Fiora fit honneur au souper de poissons et de venaison qu’on lui servit et se déclara ensuite satisfaite de la chambre que l’on venait de préparer pour elle, une pièce agréable avec ses rideaux à grands ramages et la tapisserie mille fleurs qui enjolivait le panneau faisant face aux fenêtres... Celles-ci, malheureusement, donnaient sur la seule cour comme les autres fenêtres du logis.

La jeune femme s’y enferma à clé, craignant que ce jeune homme, qui la contemplait avec un plaisir évident, ne voulut vérifier par lui-même les charmes dont son père se voulait captif. Mais personne ne vint frapper et elle s’en trouva grandement soulagée.

Livrée à elle-même pour la première fois depuis des jours – et surtout des nuits ! -, Fiora employa une grande partie de celle-ci à réfléchir. Ayant dormi toute la journée, elle n’avait plus sommeil et se retrouvait l’esprit clair pour faire face à une situation tout à fait inattendue. En arrivant à Thionville, elle espérait plaire à Campobasso, sans doute, mais de façon paisible, se l’attacher peu à peu et l’amener doucement là où Louis XI voulait le voir venir : abandonner la cause du Téméraire et rentrer en France avec elle, en emmenant, bien sûr, ceux de ses soldats qui lui étaient attachés. Le tout avec l’appât d’une honnête quantité d’or...

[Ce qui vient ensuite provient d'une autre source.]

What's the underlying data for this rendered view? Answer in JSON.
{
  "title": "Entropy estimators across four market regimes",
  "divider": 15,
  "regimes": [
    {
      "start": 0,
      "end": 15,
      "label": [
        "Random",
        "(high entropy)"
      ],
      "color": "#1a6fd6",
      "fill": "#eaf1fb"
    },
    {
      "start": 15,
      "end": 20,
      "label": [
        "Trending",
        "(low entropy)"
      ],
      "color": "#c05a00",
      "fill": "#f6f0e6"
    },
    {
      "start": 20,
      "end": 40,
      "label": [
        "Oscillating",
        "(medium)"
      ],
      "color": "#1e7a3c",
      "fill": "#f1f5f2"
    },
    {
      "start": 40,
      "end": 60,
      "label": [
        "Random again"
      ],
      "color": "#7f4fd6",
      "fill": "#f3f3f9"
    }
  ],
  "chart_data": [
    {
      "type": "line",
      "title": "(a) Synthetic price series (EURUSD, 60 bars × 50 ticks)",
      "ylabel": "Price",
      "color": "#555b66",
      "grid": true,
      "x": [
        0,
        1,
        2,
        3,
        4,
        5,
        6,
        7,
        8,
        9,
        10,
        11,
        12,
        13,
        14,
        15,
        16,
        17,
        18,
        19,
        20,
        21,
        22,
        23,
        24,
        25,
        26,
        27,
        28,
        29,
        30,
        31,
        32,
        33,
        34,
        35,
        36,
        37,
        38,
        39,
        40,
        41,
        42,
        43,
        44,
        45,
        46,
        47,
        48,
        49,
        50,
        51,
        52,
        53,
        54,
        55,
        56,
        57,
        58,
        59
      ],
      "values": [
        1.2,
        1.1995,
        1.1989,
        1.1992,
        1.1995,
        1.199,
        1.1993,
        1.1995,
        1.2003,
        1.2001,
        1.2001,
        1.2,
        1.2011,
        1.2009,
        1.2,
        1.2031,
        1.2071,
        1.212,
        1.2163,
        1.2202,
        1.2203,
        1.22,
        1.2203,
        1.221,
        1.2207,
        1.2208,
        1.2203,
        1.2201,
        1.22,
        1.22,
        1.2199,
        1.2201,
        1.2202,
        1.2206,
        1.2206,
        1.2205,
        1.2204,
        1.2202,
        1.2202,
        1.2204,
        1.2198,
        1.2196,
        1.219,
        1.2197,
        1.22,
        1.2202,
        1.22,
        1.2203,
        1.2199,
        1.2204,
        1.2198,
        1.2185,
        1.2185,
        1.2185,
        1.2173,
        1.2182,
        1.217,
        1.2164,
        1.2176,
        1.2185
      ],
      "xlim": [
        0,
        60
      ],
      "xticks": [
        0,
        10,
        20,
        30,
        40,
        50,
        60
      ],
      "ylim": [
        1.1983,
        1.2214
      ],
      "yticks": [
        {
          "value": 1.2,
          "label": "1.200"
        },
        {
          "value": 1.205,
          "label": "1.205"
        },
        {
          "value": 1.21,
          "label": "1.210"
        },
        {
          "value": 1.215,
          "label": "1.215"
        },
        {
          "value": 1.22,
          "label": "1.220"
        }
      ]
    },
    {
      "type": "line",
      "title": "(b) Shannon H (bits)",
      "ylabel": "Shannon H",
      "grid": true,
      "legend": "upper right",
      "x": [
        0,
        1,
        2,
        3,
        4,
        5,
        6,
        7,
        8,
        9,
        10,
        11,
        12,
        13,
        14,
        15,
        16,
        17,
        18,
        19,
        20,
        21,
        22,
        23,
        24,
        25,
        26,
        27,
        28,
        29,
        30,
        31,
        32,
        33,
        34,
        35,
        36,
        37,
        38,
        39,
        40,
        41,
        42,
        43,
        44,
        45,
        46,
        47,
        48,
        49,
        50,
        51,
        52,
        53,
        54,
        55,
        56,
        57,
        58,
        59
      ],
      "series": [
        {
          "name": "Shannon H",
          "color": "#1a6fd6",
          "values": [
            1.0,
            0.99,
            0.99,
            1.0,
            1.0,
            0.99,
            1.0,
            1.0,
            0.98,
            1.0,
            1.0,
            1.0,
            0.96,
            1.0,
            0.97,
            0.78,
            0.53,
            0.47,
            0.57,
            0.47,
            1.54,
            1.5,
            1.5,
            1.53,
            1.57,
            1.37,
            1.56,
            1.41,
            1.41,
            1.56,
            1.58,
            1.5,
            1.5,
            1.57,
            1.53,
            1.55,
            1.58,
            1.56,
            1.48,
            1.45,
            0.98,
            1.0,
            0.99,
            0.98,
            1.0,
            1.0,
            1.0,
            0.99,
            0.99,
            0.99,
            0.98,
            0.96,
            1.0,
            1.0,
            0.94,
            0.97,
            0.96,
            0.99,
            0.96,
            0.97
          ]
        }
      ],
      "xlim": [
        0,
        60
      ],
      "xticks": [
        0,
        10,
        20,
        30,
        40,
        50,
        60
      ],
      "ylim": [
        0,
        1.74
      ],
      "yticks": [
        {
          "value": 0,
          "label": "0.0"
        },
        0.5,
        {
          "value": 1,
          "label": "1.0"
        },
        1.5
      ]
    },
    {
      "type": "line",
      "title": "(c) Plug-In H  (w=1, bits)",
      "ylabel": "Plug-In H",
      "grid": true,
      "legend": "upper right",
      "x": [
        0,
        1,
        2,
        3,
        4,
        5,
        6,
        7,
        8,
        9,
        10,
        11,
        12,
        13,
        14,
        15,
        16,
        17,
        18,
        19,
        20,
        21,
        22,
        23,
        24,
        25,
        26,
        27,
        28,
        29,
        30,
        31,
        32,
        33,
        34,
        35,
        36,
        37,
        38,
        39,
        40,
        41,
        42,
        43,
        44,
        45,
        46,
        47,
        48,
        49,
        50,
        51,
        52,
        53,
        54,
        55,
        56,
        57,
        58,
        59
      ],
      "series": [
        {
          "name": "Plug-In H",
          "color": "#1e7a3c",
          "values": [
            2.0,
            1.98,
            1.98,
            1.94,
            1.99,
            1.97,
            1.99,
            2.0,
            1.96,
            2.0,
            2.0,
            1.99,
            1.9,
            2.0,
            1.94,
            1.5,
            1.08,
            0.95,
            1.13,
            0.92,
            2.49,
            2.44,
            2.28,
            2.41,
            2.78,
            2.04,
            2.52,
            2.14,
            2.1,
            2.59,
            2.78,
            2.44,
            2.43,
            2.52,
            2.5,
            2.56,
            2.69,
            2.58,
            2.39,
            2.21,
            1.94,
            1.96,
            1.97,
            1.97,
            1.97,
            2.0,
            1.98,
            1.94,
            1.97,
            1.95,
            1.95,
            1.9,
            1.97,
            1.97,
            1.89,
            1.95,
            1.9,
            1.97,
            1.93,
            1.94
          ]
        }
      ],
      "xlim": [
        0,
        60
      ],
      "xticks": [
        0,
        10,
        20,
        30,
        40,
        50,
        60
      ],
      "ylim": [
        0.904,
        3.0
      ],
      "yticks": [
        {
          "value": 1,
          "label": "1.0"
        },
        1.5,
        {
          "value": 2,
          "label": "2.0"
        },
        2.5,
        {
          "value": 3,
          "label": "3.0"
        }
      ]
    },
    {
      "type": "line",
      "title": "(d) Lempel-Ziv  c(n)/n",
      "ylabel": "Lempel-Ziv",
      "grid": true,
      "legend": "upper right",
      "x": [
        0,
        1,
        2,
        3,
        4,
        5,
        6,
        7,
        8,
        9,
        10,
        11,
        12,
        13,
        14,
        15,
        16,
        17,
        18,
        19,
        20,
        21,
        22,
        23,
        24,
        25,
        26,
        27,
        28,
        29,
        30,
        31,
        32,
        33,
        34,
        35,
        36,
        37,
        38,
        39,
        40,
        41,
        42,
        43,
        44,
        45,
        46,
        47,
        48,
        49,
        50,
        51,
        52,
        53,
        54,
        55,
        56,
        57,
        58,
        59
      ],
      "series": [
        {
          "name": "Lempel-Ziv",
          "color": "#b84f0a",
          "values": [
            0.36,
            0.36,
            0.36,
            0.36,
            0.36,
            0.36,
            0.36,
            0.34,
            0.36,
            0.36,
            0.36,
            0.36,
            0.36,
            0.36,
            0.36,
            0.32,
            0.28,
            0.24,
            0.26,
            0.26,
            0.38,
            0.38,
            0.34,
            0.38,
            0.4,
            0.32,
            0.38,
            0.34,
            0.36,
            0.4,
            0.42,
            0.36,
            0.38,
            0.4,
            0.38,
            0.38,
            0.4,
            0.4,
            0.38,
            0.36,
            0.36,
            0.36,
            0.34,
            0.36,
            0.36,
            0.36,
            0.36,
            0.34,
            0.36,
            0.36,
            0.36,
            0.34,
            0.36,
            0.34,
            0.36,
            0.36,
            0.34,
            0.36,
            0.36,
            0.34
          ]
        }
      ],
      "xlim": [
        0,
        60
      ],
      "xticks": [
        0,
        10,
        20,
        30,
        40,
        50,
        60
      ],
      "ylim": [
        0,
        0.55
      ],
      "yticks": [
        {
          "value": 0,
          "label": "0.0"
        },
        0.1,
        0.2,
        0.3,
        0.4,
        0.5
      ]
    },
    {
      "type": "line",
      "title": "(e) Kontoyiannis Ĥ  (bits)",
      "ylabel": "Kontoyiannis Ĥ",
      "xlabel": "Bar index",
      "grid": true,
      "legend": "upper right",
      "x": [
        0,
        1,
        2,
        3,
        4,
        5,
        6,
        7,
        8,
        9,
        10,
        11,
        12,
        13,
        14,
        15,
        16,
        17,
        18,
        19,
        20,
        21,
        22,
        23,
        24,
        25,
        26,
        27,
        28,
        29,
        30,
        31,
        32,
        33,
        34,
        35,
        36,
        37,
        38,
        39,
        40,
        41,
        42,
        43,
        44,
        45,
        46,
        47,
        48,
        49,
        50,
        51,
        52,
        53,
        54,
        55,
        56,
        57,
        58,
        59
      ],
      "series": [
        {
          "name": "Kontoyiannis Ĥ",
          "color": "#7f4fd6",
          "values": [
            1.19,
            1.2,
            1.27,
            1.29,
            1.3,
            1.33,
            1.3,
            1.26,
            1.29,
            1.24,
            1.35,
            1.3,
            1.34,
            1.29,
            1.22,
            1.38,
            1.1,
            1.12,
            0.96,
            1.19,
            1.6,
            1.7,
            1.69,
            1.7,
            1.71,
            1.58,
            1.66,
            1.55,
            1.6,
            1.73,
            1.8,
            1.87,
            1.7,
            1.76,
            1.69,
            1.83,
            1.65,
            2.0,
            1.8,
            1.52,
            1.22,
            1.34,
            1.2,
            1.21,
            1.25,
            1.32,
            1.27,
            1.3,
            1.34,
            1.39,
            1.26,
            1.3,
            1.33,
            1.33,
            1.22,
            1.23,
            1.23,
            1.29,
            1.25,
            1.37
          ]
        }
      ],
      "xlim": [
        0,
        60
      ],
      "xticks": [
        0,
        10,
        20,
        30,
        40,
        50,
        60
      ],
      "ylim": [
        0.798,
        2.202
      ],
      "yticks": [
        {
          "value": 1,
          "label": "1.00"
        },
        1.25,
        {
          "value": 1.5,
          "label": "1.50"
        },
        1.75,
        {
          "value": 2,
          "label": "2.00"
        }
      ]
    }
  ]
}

Cela aurait pu, aurait dû marcher si deux facteurs nouveaux ne s’étaient présentés : d’abord la présence de Galeotto, de ses hommes d’armes et d’une partie de l’armée bourguignonne dans la cité luxembourgeoise : ils auraient empêché Campobasso de partir par tous les moyens. Ensuite la passion insensée qu’elle avait allumée dans le cœur et dans les sens du condottiere. Violente, exclusive, voire dangereuse, elle avait joué dans le sens contraire de ce qu’espérait Fiora : au lieu de la suivre, Campobasso n’avait plus pensé qu’à une chose : garder pour lui seul celle qu’il aimait, la cacher le temps qu’il le faudrait puis l’épouser au grand jour : tout cela sans quitter pour autant le clan bourguignon. D’ailleurs, si la paix avec la France était faite, sa trahison ne serait que de peu de prix et le priverait des grands avantages offerts sans doute par un prince lancé à la conquête d’un royaume. Et maintenant, Fiora se retrouvait au cœur d’un pays inconnu, enfermée dans un château fort sans aucune possibilité d’assistance pour en réchapper. Privée de l’astuce d’Esteban et de la force prodigieuse de Mortimer ainsi que de leur courage à tous les deux, elle était presque désarmée car elle se voyait mal tentant sur le vieux Salvestro une entreprise de séduction dans l’espoir de se faire ouvrir la porte.